Most of the major domestic benchmarks recorded modest gains last week, bringing the large-cap benchmarks and the tech-heavy Nasdaq to new all-time highs. The smaller-cap benchmarks lagged and remained a bit off the peaks they established early in the month. Within the S&P 500, consumer discretionary and consumer staples stocks led the gains, with the former helped by news of Disney’s purchase of much of 21st Century Fox. Materials and utilities shares lagged, and energy shares were also weak despite international oil prices climbing above $65 on Tuesday, their highest level since June of 2015. A late-November agreement between OPEC and non-OPEC member Russia to extend production cuts has pushed up prices, and recent pipeline shutdowns and other disruptions have provided further supply pressure.

Trading volumes were subdued at the beginning of the week but picked up as traders awaited the outcome of the Federal Reserve’s policy meeting.

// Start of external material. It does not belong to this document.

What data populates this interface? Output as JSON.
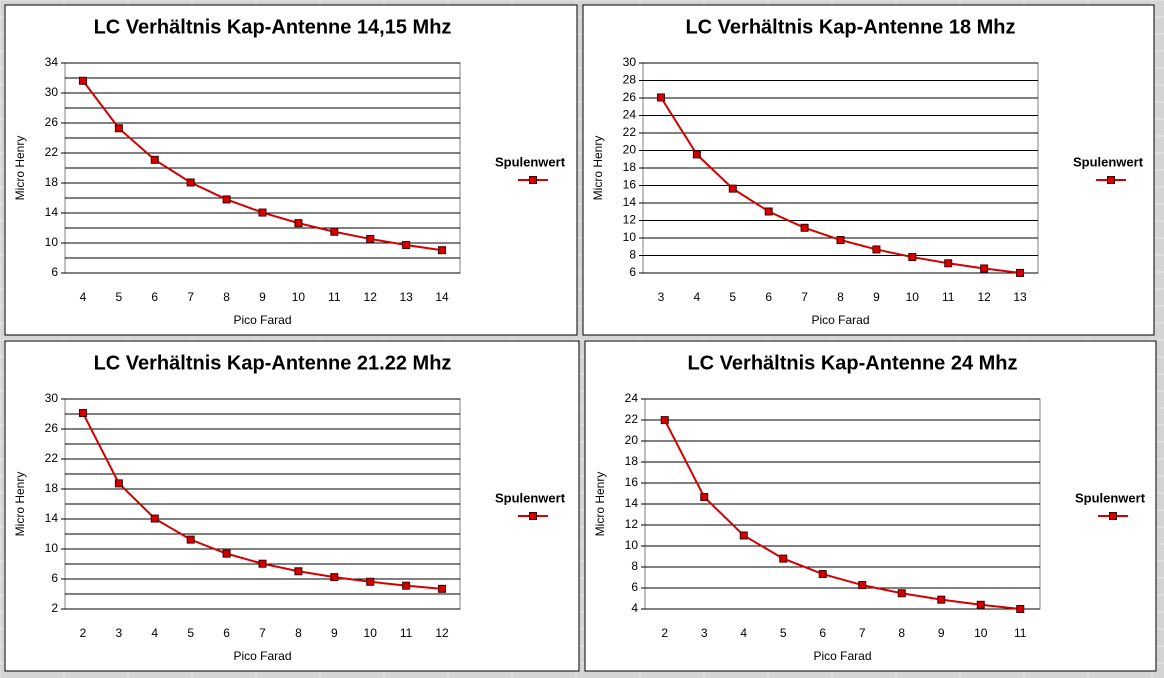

The meeting resulted in few surprises, however, with the Fed announcing its third quarter-point rate hike of the year, as was almost universally expected, while keeping its rate outlook for 2018 intact, anticipating three more hikes next year. The Fed’s failure to adjust rate expectations higher weighed on financials a bit, however, as did a soft November inflation reading.

Uncertainty over the progress of House and Senate Republicans in finalizing tax reform legislation sparked some volatility late last week. On Thursday, stocks turned lower after reports surfaced that Senator Marco Rubio would vote against the bill unless it included a larger child tax credit for low-income families. Traders seemed to regain confidence that the bill would pass, however, and financials led a rebound when trading resumed Friday morning. Republican leaders increased the child tax credit, however, and agreement was reached on Friday, pushing stocks higher to close out the week.

Longer-term bond yields were largely unchanged last week, with strong November retail sales data helping offset soft inflation figures. Flows were light.

Major European stock indexes were modestly down last week, although the UK’s FTSE 100 recorded gains. Stocks were mixed throughout Asia. However, economic data showing that China’s growth cooled last month and several tightening measures by its central bank are the latest signs that it could be entering a long-awaited slowdown after surprisingly strong growth in 2017.